Action Decoding Errors
Hi, I performed training on the LIBERO spatial dataset. When I performed inference, action decoding errors occurred. Below is an example.
Error decoding tokens: cannot reshape array of size 33 into shape (7)
Tokens: [271, 326, 340, 372, 271, 326, 1512, 1683, 297, 803, 333, 258]
I looked into the code and found this is because the coefficient matrix decoded by the BPE tokenizer does not match with the shape of (time_horizon, action_dim). I was using time_horzion=5 action_dim=7. So I would expect an array of size 35.

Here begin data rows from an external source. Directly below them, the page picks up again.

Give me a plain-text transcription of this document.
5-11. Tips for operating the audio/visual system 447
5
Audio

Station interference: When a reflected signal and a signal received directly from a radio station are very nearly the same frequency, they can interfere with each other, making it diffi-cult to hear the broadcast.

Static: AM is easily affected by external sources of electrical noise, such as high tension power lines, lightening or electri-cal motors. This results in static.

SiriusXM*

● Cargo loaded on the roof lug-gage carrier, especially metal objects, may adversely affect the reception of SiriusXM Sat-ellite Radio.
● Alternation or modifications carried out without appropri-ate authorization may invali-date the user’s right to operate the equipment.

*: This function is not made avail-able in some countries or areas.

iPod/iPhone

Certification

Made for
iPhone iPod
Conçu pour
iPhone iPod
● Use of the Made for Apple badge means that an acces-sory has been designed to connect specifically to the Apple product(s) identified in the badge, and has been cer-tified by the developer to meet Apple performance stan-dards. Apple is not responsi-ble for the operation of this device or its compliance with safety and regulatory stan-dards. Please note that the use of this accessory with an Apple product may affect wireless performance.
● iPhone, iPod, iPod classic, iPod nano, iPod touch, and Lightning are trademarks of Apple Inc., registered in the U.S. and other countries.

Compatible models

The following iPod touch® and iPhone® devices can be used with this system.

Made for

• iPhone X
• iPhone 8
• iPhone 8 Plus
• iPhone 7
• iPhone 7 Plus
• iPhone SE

Did you encounter such problem? Since there is no guarantee on generating tokens that would result in a coefficient matrix which matches the desired shape, how would such problem be handled in practice? What was the time horizon used for LIBERO training in Fig. 6 of the paper?
Thanks!
Hi!
Indeed, when you train models to predict the action tokens, it's likely that early on they will predict incorrect output shapes. That's why the FAST tokenizer handles the decoding errors gracefully, ie just warns you it happened and then returns a default all-0 array.
In practice, models typically learn very quickly within a few thousand gradient steps to only produce outputs of the correct length, so the number of decoding errors should reduce quickly.
Time horizon for libero was 10.
Thanks for your response. I have trained the model for 40k steps. I believe it has converged. But I still occasionally get this error. Does it sound reasonable?
I see the same issue.
Ive trained the tokenizer using a 2k samples dataset, and it seems to be extremely sensitive, for a sequence of 20 tokens, if th emodel is wrong by 1 token, the tokenizer cant decode.
seems a bit not practical
@kiddyna occasional errors are fine, we do see them too, especially if you push the generalization bounds of your policy, but most predictions of a trained model should be valid.
@WonderYear1905 not sure whether you have re-trained the tokenizer or trained a model using our default tokenizer. In either case, the current default for the tokenizer decoding is that it only decodes actions if the shape after BPE de-compression exactly matches [action_horizon x action dim]. This strict check is a safety mechanism, to prevent bad predictions to get decoded into actions and then being executed on the robot.
You can, however, be more lenient during decoding. Intuitively, the first predicted tokens in FAST, the lowest frequency tokens, dominate the overall shape of the output, and those are often good, even if the model messes up later tokens (errors in an autoregressive model accumulate, so earlier tokens tend to be more accurate than later tokens). So what you can do is to always take the predicted action sequence and 0-pad / truncate it to match the expected [action_horizon x action dim] length before reshaping during decode. That way you ensure by design that the model always decodes a valid action. However, the drawback is that occasionally, you may be decoding a bad model prediction, which can send your robot flying. So we err on the side of caution and skip such "fishy" action predictions during decoding. In practice, the robot usually just moves a tiny bit in such cases and often the next model prediction is valid again, so in practice this solution seems to strike the best balance of safety and performance.